İlgili planlar 7126 sayılı Sivil Savunma Kanunu ve İçişleri Bakanlığı Sivil Savunma Genel Müdürlüğü’nün yayınladığı ‘Daire ve Müesseseler İçi Sivil Savunma İşleri Kılavuzu’na göre hazırlanması istenmektedir.

https://istanbul.afad.gov.tr/tr/9562/Kitap-Kitapciklar (link üzerinden ilgili kılavuza ulaşabilirsiniz.)

 

Sivil Savunma Planı Nedir?

Düşman saldırılarına karşı halkın can ve mal kayıplarını en az seviyeye indirilmesi, hayati önem taşıyan her türlü resmi ve özel tesis kuruluşlarının korunması ve faaliyetinin devamını sağlayacak iyileştirmenin yapılması, savunma faaliyetlerinin halk tarafından en yüksek seviyede desteklenmesi ve halkın moralini yüksek tutmak için alınacak her türlü silahsız koruyucu ve kurtarıcı tedbir ve faaliyetleri kapsar. (5 Ağustos 2010 tarih 27663 sayılı resmi gazete: madde 4)
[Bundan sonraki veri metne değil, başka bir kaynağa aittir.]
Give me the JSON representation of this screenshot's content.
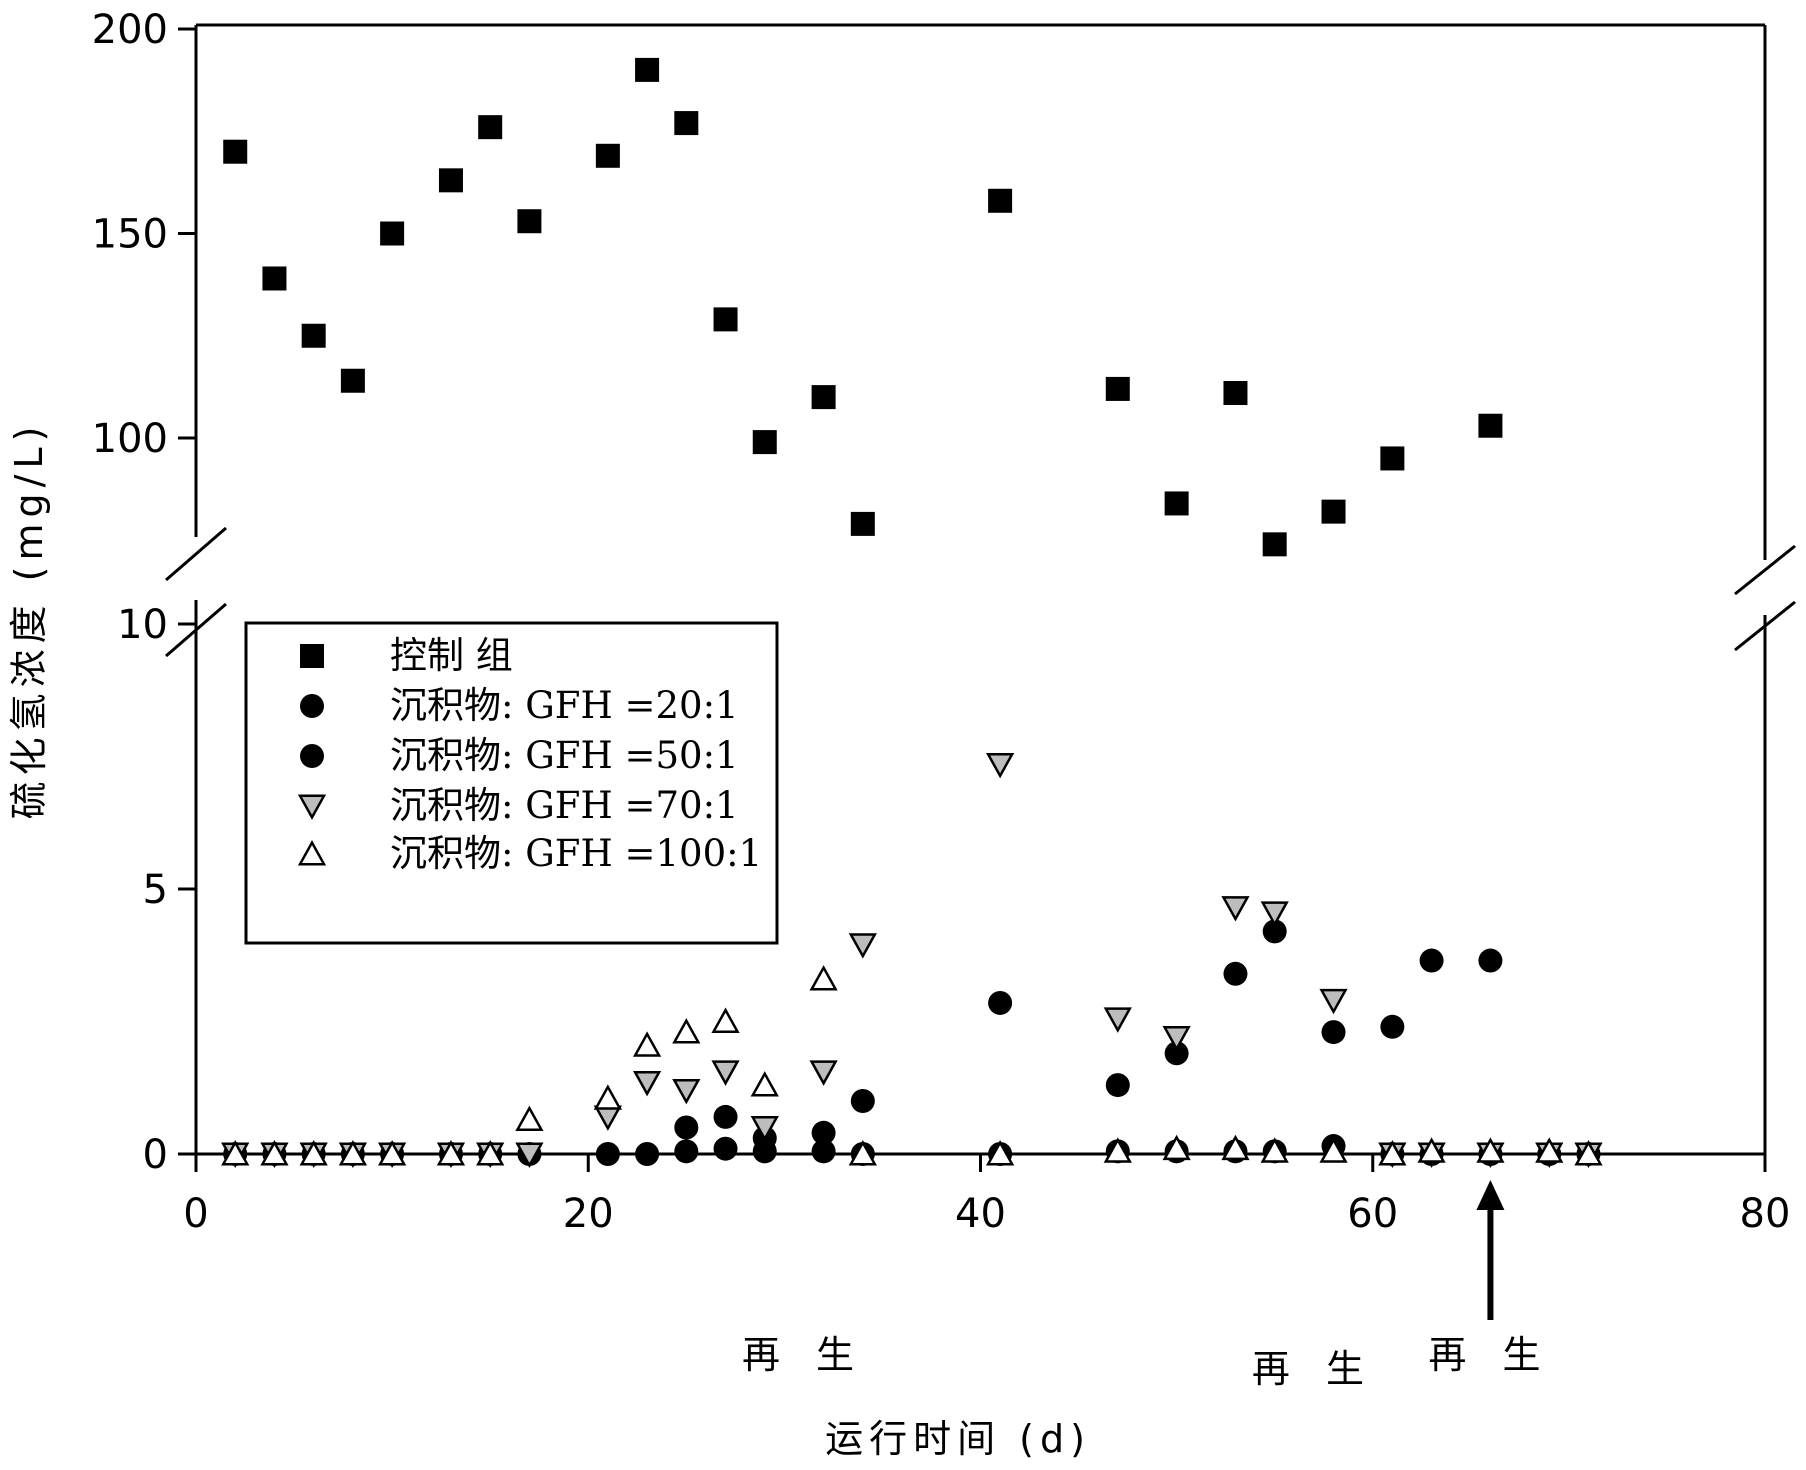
{
  "chart_data": {
    "type": "scatter",
    "title": "",
    "xlabel": "运行时间 (d)",
    "ylabel": "硫化氢浓度 (mg/L)",
    "xlim": [
      0,
      80
    ],
    "x_ticks": [
      "0",
      "20",
      "40",
      "60",
      "80"
    ],
    "y_axis": {
      "broken": true,
      "lower_range": [
        0,
        10
      ],
      "upper_range": [
        80,
        200
      ],
      "lower_ticks": [
        "0",
        "5",
        "10"
      ],
      "upper_ticks": [
        "100",
        "150",
        "200"
      ]
    },
    "grid": false,
    "legend_position": "upper-left",
    "series": [
      {
        "name": "控制 组",
        "marker": "square",
        "x": [
          2,
          4,
          6,
          8,
          10,
          13,
          15,
          17,
          21,
          23,
          25,
          27,
          29,
          32,
          34,
          41,
          47,
          50,
          53,
          55,
          58,
          61,
          66
        ],
        "y": [
          170,
          139,
          125,
          114,
          150,
          163,
          176,
          153,
          169,
          190,
          177,
          129,
          99,
          110,
          79,
          158,
          112,
          84,
          111,
          74,
          82,
          95,
          103
        ]
      },
      {
        "name": "沉积物: GFH =20:1",
        "marker": "circle",
        "x": [
          2,
          4,
          6,
          8,
          10,
          13,
          15,
          17,
          21,
          23,
          25,
          27,
          29,
          32,
          34,
          41,
          47,
          50,
          53,
          55,
          58,
          61,
          63,
          66,
          69,
          71
        ],
        "y": [
          0,
          0,
          0,
          0,
          0,
          0,
          0,
          0,
          0,
          0,
          0.05,
          0.1,
          0.05,
          0.05,
          0,
          0,
          0.05,
          0.05,
          0.05,
          0.05,
          0.15,
          0,
          0,
          0,
          0,
          0
        ]
      },
      {
        "name": "沉积物: GFH =50:1",
        "marker": "circle",
        "x": [
          25,
          27,
          29,
          32,
          34,
          41,
          47,
          50,
          53,
          55,
          58,
          61,
          63,
          66
        ],
        "y": [
          0.5,
          0.7,
          0.3,
          0.4,
          1.0,
          2.85,
          1.3,
          1.9,
          3.4,
          4.2,
          2.3,
          2.4,
          3.65,
          3.65
        ]
      },
      {
        "name": "沉积物: GFH =70:1",
        "marker": "triangle-down",
        "x": [
          2,
          4,
          6,
          8,
          10,
          13,
          15,
          17,
          21,
          23,
          25,
          27,
          29,
          32,
          34,
          41,
          47,
          50,
          53,
          55,
          58,
          61,
          63,
          66,
          69,
          71
        ],
        "y": [
          0,
          0,
          0,
          0,
          0,
          0,
          0,
          0,
          0.7,
          1.35,
          1.2,
          1.55,
          0.5,
          1.55,
          3.95,
          7.35,
          2.55,
          2.2,
          4.65,
          4.55,
          2.9,
          0,
          0,
          0,
          0,
          0
        ]
      },
      {
        "name": "沉积物: GFH =100:1",
        "marker": "triangle-up",
        "x": [
          2,
          4,
          6,
          8,
          10,
          13,
          15,
          17,
          21,
          23,
          25,
          27,
          29,
          32,
          34,
          41,
          47,
          50,
          53,
          55,
          58,
          61,
          63,
          66,
          69,
          71
        ],
        "y": [
          0,
          0,
          0,
          0,
          0,
          0,
          0,
          0.65,
          1.05,
          2.05,
          2.3,
          2.5,
          1.3,
          3.3,
          0,
          0,
          0.05,
          0.1,
          0.1,
          0.05,
          0.05,
          0,
          0.05,
          0.05,
          0.05,
          0
        ]
      }
    ],
    "annotations": [
      {
        "text": "再 生",
        "x": 31
      },
      {
        "text": "再 生",
        "x": 57
      },
      {
        "text": "再 生",
        "x": 66,
        "arrow": true
      }
    ]
  }
}
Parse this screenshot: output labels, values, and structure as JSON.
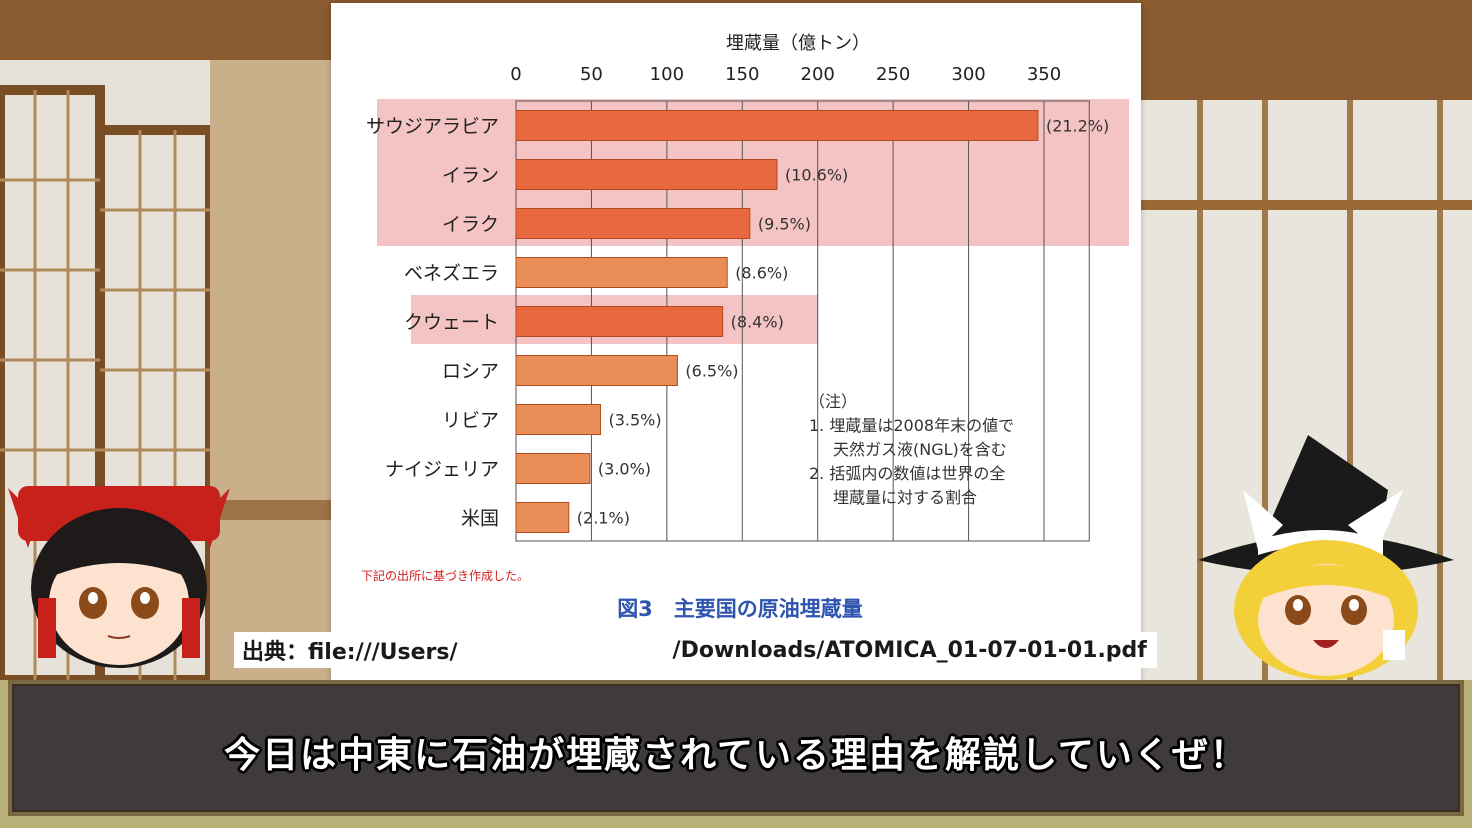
{
  "chart_data": {
    "type": "bar",
    "orientation": "horizontal",
    "axis_title": "埋蔵量（億トン）",
    "xlim": [
      0,
      350
    ],
    "ticks": [
      "0",
      "50",
      "100",
      "150",
      "200",
      "250",
      "300",
      "350"
    ],
    "categories": [
      "サウジアラビア",
      "イラン",
      "イラク",
      "ベネズエラ",
      "クウェート",
      "ロシア",
      "リビア",
      "ナイジェリア",
      "米国"
    ],
    "values": [
      346,
      173,
      155,
      140,
      137,
      107,
      56,
      49,
      35
    ],
    "data_labels": [
      "(21.2%)",
      "(10.6%)",
      "(9.5%)",
      "(8.6%)",
      "(8.4%)",
      "(6.5%)",
      "(3.5%)",
      "(3.0%)",
      "(2.1%)"
    ],
    "highlighted": [
      true,
      true,
      true,
      false,
      true,
      false,
      false,
      false,
      false
    ],
    "grid": true,
    "notes": [
      "（注）",
      "1. 埋蔵量は2008年末の値で",
      "天然ガス液(NGL)を含む",
      "2. 括弧内の数値は世界の全",
      "埋蔵量に対する割合"
    ],
    "source_note": "下記の出所に基づき作成した。",
    "caption": "図3　主要国の原油埋蔵量",
    "colors": {
      "highlight_bar": "#e8683f",
      "normal_bar": "#e98e57",
      "highlight_band": "#f4c3c3",
      "caption": "#2e55b0",
      "source_note": "#d42020"
    }
  },
  "overlay": {
    "source_prefix": "出典：file:///Users/",
    "source_suffix": "/Downloads/ATOMICA_01-07-01-01.pdf"
  },
  "subtitle": {
    "text": "今日は中東に石油が埋蔵されている理由を解説していくぜ！"
  },
  "characters": {
    "left_icon": "reimu-avatar-icon",
    "right_icon": "marisa-avatar-icon"
  }
}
Sivil savunmasız yurt savunması olmaz. Sivil savunmanın önemine binaen M.Kemal ATATÜRK ‘ün veciz sözünü paylaşmak isteriz; “Felaket başa gelmeden evvel önleyici ve koruyucu tedbirleri düşünmek lazımdır, geldikten sonra dövünmenin yararı yoktur”.